The Great City Synagogue (Ukrainian: Велика міська синагога, romanized: Velyka miska synahoha, Polish: Wielka Synagoga Miejska we Lwowie) was a former OrthodoxJewishsynagogue in the city of Lviv (Polish: Lwów, German: Lemberg), in what is now the Lviv Oblast of Ukraine. It was situated in the former Jewish Quarter near today's city centre.
History
Earlier synagogues
The first synagogue in Lviv, in what was then the Kingdom of Galicia–Volhynia, was situated nearby in 29 Feodorova Street. It was a wooden synagogue building that was built around 1320. On 15 June 1527 a catastrophic fire destroyed parts of the city including the synagogue.[1] A new brick synagogue in the Gothic style was constructed on 54 Staroyevreiska Street in 1555. It served as the Great City Synagogue until 1797, when it was ordered for demolition, based due to its small size.[2]

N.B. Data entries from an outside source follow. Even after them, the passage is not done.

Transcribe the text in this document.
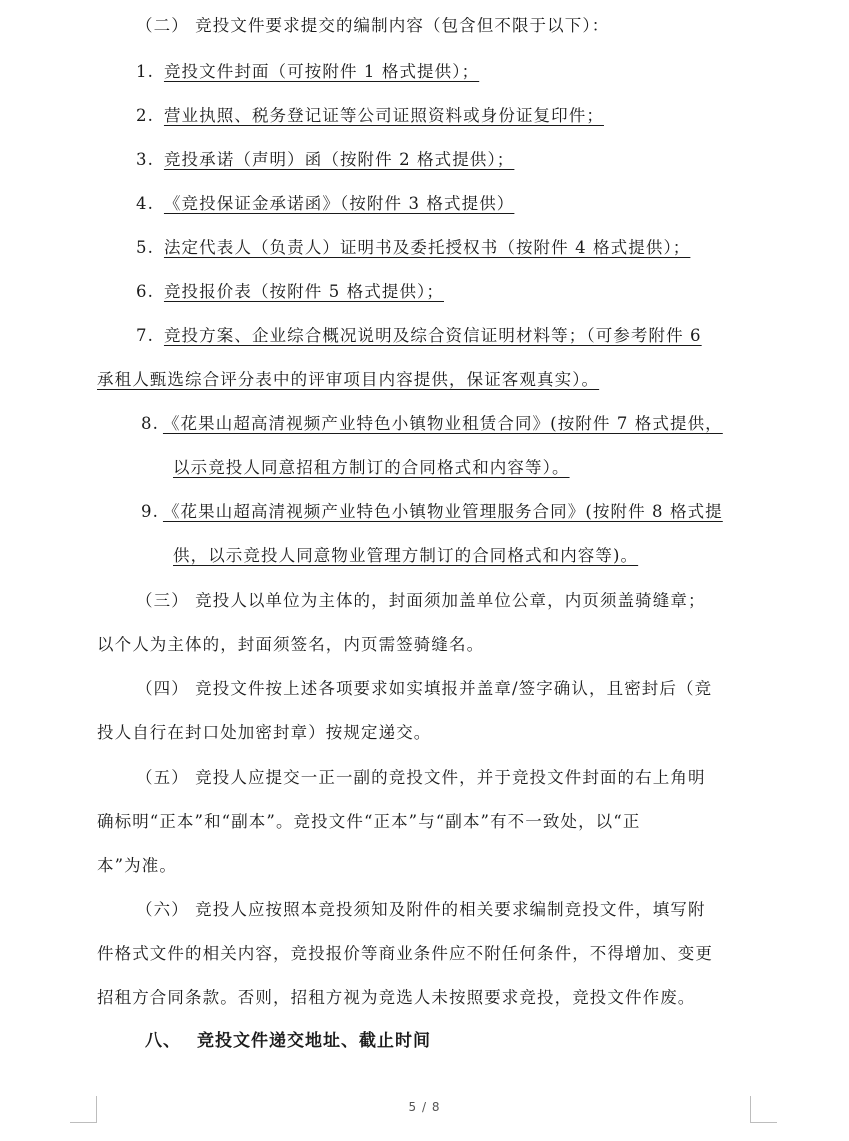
（二） 竞投文件要求提交的编制内容（包含但不限于以下）：
1. 竞投文件封面（可按附件 1 格式提供）；
2. 营业执照、税务登记证等公司证照资料或身份证复印件；
3. 竞投承诺（声明）函（按附件 2 格式提供）；
4. 《竞投保证金承诺函》（按附件 3 格式提供）
5. 法定代表人（负责人）证明书及委托授权书（按附件 4 格式提供）；
6. 竞投报价表（按附件 5 格式提供）；
7. 竞投方案、企业综合概况说明及综合资信证明材料等；（可参考附件 6
承租人甄选综合评分表中的评审项目内容提供，保证客观真实）。
8. 《花果山超高清视频产业特色小镇物业租赁合同》(按附件 7 格式提供，
以示竞投人同意招租方制订的合同格式和内容等）。
9. 《花果山超高清视频产业特色小镇物业管理服务合同》(按附件 8 格式提
供，以示竞投人同意物业管理方制订的合同格式和内容等)。
（三） 竞投人以单位为主体的，封面须加盖单位公章，内页须盖骑缝章；
以个人为主体的，封面须签名，内页需签骑缝名。
（四） 竞投文件按上述各项要求如实填报并盖章/签字确认，且密封后（竞
投人自行在封口处加密封章）按规定递交。
（五） 竞投人应提交一正一副的竞投文件，并于竞投文件封面的右上角明
确标明“正本”和“副本”。竞投文件“正本”与“副本”有不一致处，以“正
本”为准。
（六） 竞投人应按照本竞投须知及附件的相关要求编制竞投文件，填写附
件格式文件的相关内容，竞投报价等商业条件应不附任何条件，不得增加、变更
招租方合同条款。否则，招租方视为竞选人未按照要求竞投，竞投文件作废。
八、 竞投文件递交地址、截止时间
5 / 8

In 1606, the role of the Great City Synagogue shifted to the Golden Rose Synagogue. When this synagogue also became too small, the Jewish community began to construct a new, considerably bigger, synagogue on the site of the disassembled old synagogue.[1]
New building
A new rectagonal Neoclassical synagogue was built between 1799 and 1801. After the Jewish community transferred the reliquaries from the Golden Rose Synagogue to the newly constructed synagogue in 1801, the latter became the main city synagogue. A single-storey Beit Midrash adjoined the synagogue. In 1878 the shingles on the roof of the temple were replaced with tin. The staircase was reconstructed and a new stairway was added, leading to the women's prayer room on the gallery, completed in 1910.[2]
During World War II, on 14 August 1941, the German Nazis burned the synagogue. The following year, the ruins were destroyed.[2]
Memorial
In 2010, an initiative of the L’viv City Council, the L’viv Center for Urban History, and the German Society for International Cooperation, The Space of Synagogues was announced to commemorate the sites of the former Great City Synagogue, the former Golden Rose Synagogue, remnants of the Old Jewish Cemetery, and the site of the Janowska concentration camp. After a design competition, the first stage was opened in 2016 featuring landscape designs by Franz Reschke,[3][4] with additional stages planned.[5]